AUTHOR=Lyles Kristin V. , Thomas Lamar S. , Ouellette Corbett , Cook Laura C. C. , Eichenbaum Zehava
TITLE=HupZ, a Unique Heme-Binding Protein, Enhances Group A Streptococcus Fitness During Mucosal Colonization
JOURNAL=Frontiers in Cellular and Infection Microbiology
VOLUME=12
YEAR=2022
URL=https://www.frontiersin.org/journals/cellular-and-infection-microbiology/articles/10.3389/fcimb.2022.867963
DOI=10.3389/fcimb.2022.867963
ISSN=2235-2988
ABSTRACT=
Group A Streptococcus (GAS) is a major pathogen that causes simple and invasive infections. GAS requires iron for metabolic processes and pathogenesis, and heme is its preferred iron source. We previously described the iron-regulated hupZ in GAS, showing that a recombinant HupZ-His6 protein binds and degrades heme. The His6 tag was later implicated in heme iron coordination by HupZ-His6. Hence, we tested several recombinant HupZ proteins, including a tag-free protein, for heme binding and degradation in vitro.
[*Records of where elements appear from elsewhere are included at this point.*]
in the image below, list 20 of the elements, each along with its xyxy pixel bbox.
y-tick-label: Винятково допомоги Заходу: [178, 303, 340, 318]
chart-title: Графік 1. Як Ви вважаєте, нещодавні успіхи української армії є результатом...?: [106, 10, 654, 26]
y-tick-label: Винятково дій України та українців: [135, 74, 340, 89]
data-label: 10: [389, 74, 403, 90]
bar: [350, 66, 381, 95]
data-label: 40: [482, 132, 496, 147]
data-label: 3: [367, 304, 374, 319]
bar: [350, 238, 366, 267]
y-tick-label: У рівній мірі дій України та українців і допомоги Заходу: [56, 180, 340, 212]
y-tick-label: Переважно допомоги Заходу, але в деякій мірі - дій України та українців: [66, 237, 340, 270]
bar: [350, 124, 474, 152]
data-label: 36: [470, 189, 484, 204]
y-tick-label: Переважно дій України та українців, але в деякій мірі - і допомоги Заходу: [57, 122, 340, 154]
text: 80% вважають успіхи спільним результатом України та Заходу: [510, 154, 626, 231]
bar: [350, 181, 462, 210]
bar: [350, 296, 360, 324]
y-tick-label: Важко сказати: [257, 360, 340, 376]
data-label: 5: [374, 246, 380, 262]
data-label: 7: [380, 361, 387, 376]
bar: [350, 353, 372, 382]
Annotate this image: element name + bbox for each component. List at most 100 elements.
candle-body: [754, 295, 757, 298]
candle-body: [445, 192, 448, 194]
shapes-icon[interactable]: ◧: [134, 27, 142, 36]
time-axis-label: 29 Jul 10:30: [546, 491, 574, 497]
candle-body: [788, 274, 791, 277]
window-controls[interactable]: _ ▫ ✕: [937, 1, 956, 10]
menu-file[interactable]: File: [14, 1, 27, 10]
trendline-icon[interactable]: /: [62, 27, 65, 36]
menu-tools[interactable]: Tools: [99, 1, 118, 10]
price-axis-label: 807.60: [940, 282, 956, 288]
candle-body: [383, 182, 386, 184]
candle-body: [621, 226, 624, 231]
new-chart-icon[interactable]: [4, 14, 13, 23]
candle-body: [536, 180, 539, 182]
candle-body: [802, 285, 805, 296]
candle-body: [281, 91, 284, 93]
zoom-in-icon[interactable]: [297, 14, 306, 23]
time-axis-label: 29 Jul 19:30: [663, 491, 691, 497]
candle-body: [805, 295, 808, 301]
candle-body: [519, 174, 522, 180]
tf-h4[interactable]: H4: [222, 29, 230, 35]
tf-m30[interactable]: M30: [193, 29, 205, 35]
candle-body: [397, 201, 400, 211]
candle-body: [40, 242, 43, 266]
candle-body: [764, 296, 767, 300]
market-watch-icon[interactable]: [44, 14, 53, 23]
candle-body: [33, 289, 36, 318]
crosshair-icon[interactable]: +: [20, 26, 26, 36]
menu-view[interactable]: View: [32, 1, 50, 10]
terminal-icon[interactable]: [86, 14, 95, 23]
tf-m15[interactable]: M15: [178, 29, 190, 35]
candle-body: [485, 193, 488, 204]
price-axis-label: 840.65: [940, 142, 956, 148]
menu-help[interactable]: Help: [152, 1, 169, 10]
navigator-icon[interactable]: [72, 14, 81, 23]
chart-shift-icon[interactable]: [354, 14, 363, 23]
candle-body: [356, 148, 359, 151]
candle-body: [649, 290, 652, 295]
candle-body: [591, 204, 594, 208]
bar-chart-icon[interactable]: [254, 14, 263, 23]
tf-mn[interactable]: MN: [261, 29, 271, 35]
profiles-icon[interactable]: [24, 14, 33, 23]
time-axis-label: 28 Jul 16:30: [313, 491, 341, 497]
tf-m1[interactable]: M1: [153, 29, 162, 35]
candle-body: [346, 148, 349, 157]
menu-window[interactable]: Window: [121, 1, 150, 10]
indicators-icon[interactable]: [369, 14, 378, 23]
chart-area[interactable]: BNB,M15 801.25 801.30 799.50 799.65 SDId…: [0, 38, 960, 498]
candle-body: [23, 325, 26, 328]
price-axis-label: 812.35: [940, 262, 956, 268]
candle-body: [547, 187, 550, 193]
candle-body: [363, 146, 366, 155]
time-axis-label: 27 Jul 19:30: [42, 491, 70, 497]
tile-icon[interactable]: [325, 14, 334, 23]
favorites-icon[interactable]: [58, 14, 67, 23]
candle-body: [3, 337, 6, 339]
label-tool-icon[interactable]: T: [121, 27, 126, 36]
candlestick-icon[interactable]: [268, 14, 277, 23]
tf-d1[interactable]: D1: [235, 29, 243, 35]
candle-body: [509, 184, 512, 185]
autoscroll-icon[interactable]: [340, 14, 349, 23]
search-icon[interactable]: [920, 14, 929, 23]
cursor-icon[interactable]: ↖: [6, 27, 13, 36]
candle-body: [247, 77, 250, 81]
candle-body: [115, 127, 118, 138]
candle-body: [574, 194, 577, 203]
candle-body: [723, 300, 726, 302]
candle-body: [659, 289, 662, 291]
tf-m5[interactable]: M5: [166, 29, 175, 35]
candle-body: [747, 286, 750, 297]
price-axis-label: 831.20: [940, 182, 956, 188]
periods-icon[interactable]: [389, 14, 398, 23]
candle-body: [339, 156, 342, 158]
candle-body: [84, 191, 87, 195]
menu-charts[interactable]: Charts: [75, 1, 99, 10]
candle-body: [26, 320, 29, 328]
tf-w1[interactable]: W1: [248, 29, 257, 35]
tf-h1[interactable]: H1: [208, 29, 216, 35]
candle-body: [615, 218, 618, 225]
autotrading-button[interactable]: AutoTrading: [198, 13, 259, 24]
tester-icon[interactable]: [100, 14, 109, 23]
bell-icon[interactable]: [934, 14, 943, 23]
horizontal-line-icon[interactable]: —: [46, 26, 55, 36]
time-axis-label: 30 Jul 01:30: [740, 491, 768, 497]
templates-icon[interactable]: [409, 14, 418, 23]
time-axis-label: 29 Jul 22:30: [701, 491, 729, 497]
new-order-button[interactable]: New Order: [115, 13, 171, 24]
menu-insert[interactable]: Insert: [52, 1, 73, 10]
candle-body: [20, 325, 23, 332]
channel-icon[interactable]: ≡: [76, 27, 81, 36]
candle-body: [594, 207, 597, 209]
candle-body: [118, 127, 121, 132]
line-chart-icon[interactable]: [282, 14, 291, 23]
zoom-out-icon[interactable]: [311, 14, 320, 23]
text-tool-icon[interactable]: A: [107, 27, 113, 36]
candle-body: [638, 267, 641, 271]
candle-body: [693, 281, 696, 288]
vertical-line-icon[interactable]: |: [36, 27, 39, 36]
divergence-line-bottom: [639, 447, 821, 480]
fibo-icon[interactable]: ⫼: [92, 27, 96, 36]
We established that HupZ binds heme but without coordinating the heme iron. Heme-HupZ readily accepted exogenous imidazole as its axial heme ligand, prompting degradation. Furthermore, HupZ bound a fragment of heme c (whose iron is coordinated by the cytochrome histidine residue) and exhibited limited degradation. GAS, however, did not grow on a heme c fragment as an iron source. Heterologous HupZ expression in Lactococcus lactis increased heme b iron use. A GAS hupZ mutant showed reduced growth when using hemoglobin as an iron source, increased sensitivity to heme toxicity, and decreased fitness in a murine model for vaginal colonization. Together, the data demonstrate that HupZ contributes to heme metabolism and host survival, likely as a heme chaperone. HupZ is structurally similar to the recently described heme c-degrading enzyme, Pden_1323, suggesting that the GAS HupZ might be divergent to play a new role in heme metabolism.